We knew that Leia was force sensitive, but watching her in action and actively blocking Reva’s mind probe is unabashedly cool. Of course, it helps that Vivien Lyra Blair’s line delivery in this scene has the right amount of sass to give us a huge smile on our faces. I have to say that Young Leia is certainly growing on me. Blair’s performance in the last two episodes has been outstanding. Her chemistry with McGregor is starting to solidify itself into a more palatable father/daughter relationship, akin to Logan and X-23 in James Mangold’s 2017 film.

And there’s another scene, a very brief one, where Obi-Wan takes out two stormtroopers in the dark that’s reminiscent of Darth Vader’s attack from Rogue One that’s just plain cool. Because of that specific callback, I found myself loving that particular moment, but the rest of the episode is incredibly standard.
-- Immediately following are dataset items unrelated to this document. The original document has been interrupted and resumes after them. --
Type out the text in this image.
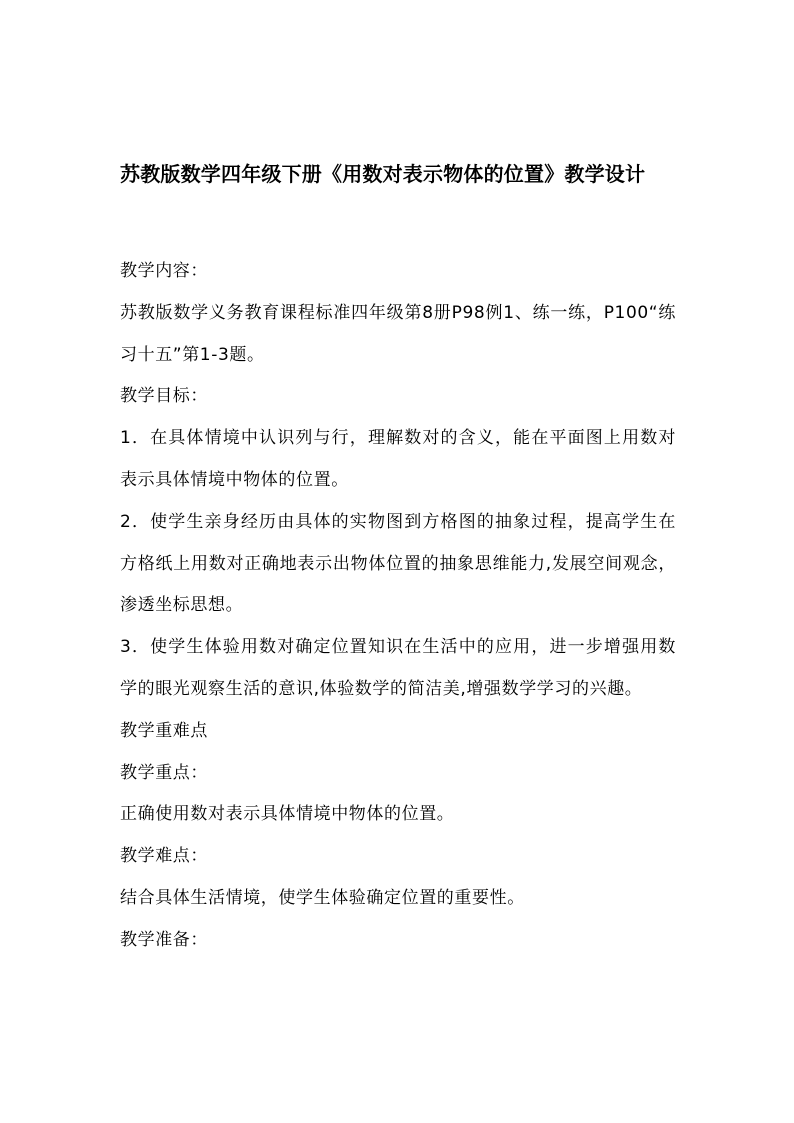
苏教版数学四年级下册《用数对表示物体的位置》教学设计

教学内容：

苏教版数学义务教育课程标准四年级第8册P98例1、练一练，P100“练习十五”第1-3题。

教学目标：

1．在具体情境中认识列与行，理解数对的含义，能在平面图上用数对表示具体情境中物体的位置。

2．使学生亲身经历由具体的实物图到方格图的抽象过程，提高学生在方格纸上用数对正确地表示出物体位置的抽象思维能力,发展空间观念，渗透坐标思想。

3．使学生体验用数对确定位置知识在生活中的应用，进一步增强用数学的眼光观察生活的意识,体验数学的简洁美,增强数学学习的兴趣。

教学重难点

教学重点：

正确使用数对表示具体情境中物体的位置。

教学难点：

结合具体生活情境，使学生体验确定位置的重要性。

教学准备：
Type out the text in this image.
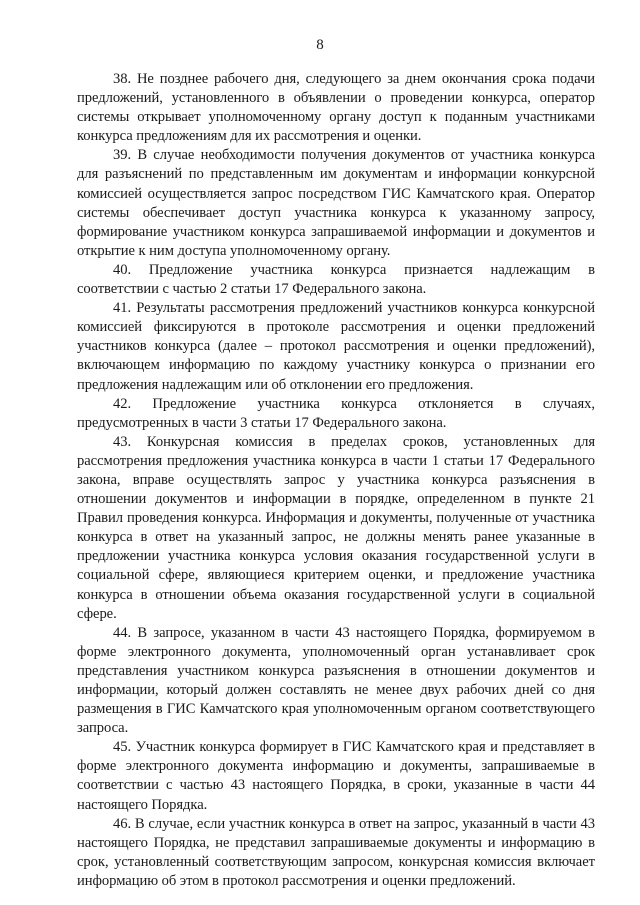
8

38. Не позднее рабочего дня, следующего за днем окончания срока подачи предложений, установленного в объявлении о проведении конкурса, оператор системы открывает уполномоченному органу доступ к поданным участниками конкурса предложениям для их рассмотрения и оценки.

39. В случае необходимости получения документов от участника конкурса для разъяснений по представленным им документам и информации конкурсной комиссией осуществляется запрос посредством ГИС Камчатского края. Оператор системы обеспечивает доступ участника конкурса к указанному запросу, формирование участником конкурса запрашиваемой информации и документов и открытие к ним доступа уполномоченному органу.

40. Предложение участника конкурса признается надлежащим в соответствии с частью 2 статьи 17 Федерального закона.

41. Результаты рассмотрения предложений участников конкурса конкурсной комиссией фиксируются в протоколе рассмотрения и оценки предложений участников конкурса (далее – протокол рассмотрения и оценки предложений), включающем информацию по каждому участнику конкурса о признании его предложения надлежащим или об отклонении его предложения.

42. Предложение участника конкурса отклоняется в случаях, предусмотренных в части 3 статьи 17 Федерального закона.

43. Конкурсная комиссия в пределах сроков, установленных для рассмотрения предложения участника конкурса в части 1 статьи 17 Федерального закона, вправе осуществлять запрос у участника конкурса разъяснения в отношении документов и информации в порядке, определенном в пункте 21 Правил проведения конкурса. Информация и документы, полученные от участника конкурса в ответ на указанный запрос, не должны менять ранее указанные в предложении участника конкурса условия оказания государственной услуги в социальной сфере, являющиеся критерием оценки, и предложение участника конкурса в отношении объема оказания государственной услуги в социальной сфере.

44. В запросе, указанном в части 43 настоящего Порядка, формируемом в форме электронного документа, уполномоченный орган устанавливает срок представления участником конкурса разъяснения в отношении документов и информации, который должен составлять не менее двух рабочих дней со дня размещения в ГИС Камчатского края уполномоченным органом соответствующего запроса.

45. Участник конкурса формирует в ГИС Камчатского края и представляет в форме электронного документа информацию и документы, запрашиваемые в соответствии с частью 43 настоящего Порядка, в сроки, указанные в части 44 настоящего Порядка.

46. В случае, если участник конкурса в ответ на запрос, указанный в части 43 настоящего Порядка, не представил запрашиваемые документы и информацию в срок, установленный соответствующим запросом, конкурсная комиссия включает информацию об этом в протокол рассмотрения и оценки предложений.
It’s a game of cat-and-mouse between Obi-Wan, Tala (Indira Varma), and Reva, who is trying, once again, to find the Path, as she believes Obi-Wan will be there. But it’s a quickly boring premise, filled with so many “undercover” clichés we’ve all seen before in film and TV, with the person undercover (Varma) almost getting caught many times before, until some miracle occurs that prevents Reva (or other members of the Empire) from knowing the truth.

Of course, when Darth Vader shows up, the screen also lights up, as his rage (beautifully represented through an erratic camera from Chung-hoon Chung’s lens) causes him to force choke Reva. But the aspiring inquisitor tells him that she managed to put a tracker on Obi-Wan’s ship before they took off to God knows where. Clever, and, yes, it’s making me look forward to seeing where the show will end up next. However, after four episodes, I don’t share the same enthusiasm for the show as some critics and fans are. Its basis has contrived the show in a lazy circle where we had to kidnap Leia twice instead of expanding upon the ideas presented in last week’s incredible episode. The series’ final two episodes will have to knock me out of my seat for me to love Obi-Wan, or else it may just be the most disappointing Star Wars project I’ve seen in my lifetime. Yes, the experience of watching Obi-Wan Kenobi is more soul-crushing than The Rise of Skywalker because we can see the potential right in front of our eyes. Yet, it gets squandered by one bad creative decision after another…

The fourth episode of Obi-Wan Kenobi is now streaming on Disney+.